Every time you come across a decision-making fork, the battle that then goes inside you resembles a very famous one. Here’s how so.

The scene is commonplace. You’re living your life and suddenly something gets you thinking: “Should I do it?”. Is the trigger an opportunity, a gap, a problem, a dream, a desire or an idea? Doesn’t matter. Your thoughts are now loud and fast coming. After a while, it almost feels like a battle, though. On one side, the scared and adverse spirit (“You can’t make it. You don’t have what it takes”). On the other, the thirsty and supportive one (“I’d like to ______ . Go for it. You can make it”). What is less common is deciding to follow the supportive voice’s advice and “go for it”. At least, until you come across another “decision-making fork”. One that again requires an answer to: “Should I do it?”.

When you listen closely to this inner battle, the scared and adverse spirit (SAS) seems to come from the head. As, for the thirsty and supportive one (TSO), its home (sort of speak) seems to be somewhere in the guts.

Between the two, the SAS is always the first to make himself heard. He’s articulate. Likes to counter argument. Mostly to find weaknesses and blindspots in whatever crosses his path; an object, a person, an event, an action, a reaction or else. Unless it somehow puts him in a state of wonder or “Awe”. “Wow… what a nice car / pair of glasses / guy / girl / house / mp3 player / landscape” or “What a good idea. It’s genius / how come no one thought of it before”. The TSO tends to be slower in his reactions. Having more trouble finding his words. Like if the best way to express himself wasn’t through words but physical reactions and emotions. Whoever tried to answer “Why do you love me?” knows how hard translating emotions into words, for instance, is a challenge in itself.
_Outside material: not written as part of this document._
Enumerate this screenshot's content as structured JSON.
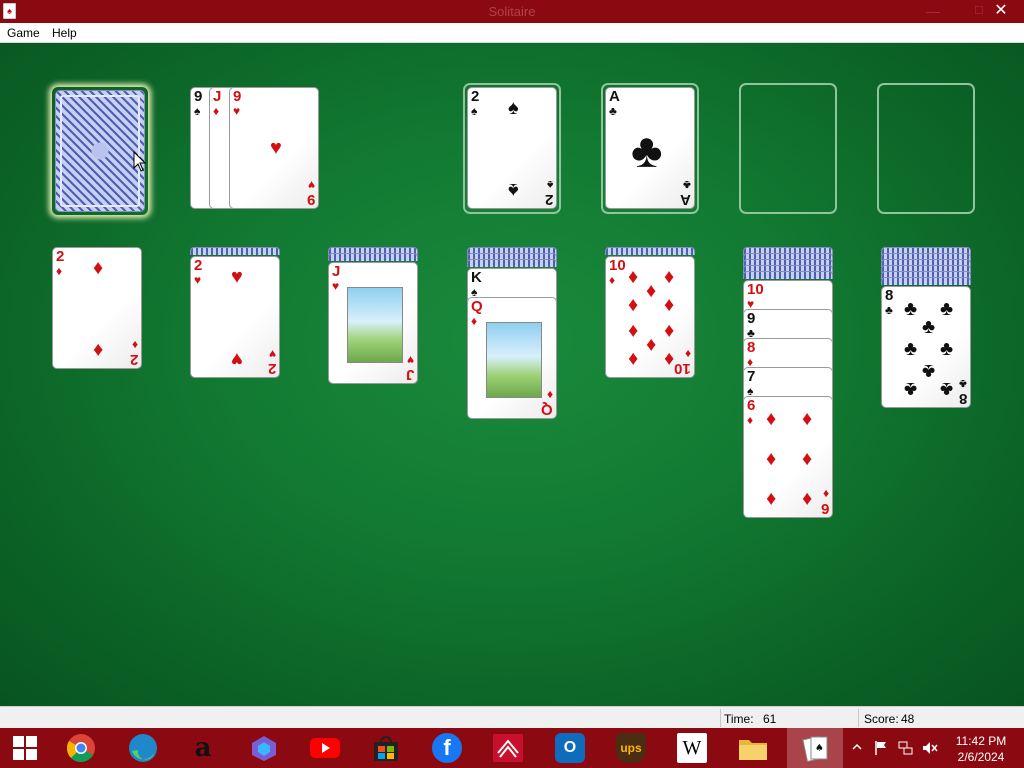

For the TSO, then, to be as fluent as the SAS is hard. Still, the TSO can counter argue at times but, as you’ve probably guessed it, it’s not his forte neither. He’s very good at giving a general impression on something or someone, though. At finger pointing to precise weakspots, like SAS does? Not so much.

That’s why, in many cases, when both voices get in the same ring over a decision to make, it seems like an extrovert is putting his gloves against someone with a stutter (or any other type of speech impediment).

Because these fights are about resolving ourselves to act or not (upon a desire or a situation), it’s no surprise then than a majority of people choose to ignore, pay no attention or simply give no credit to the kid (e.g. voice) coming from the gutter. David had the same credibility problem when he first stepped in front of Goliath.

When you’re at a decision-making fork, which of both voices do you wish would come up with the best arguments more often? Why?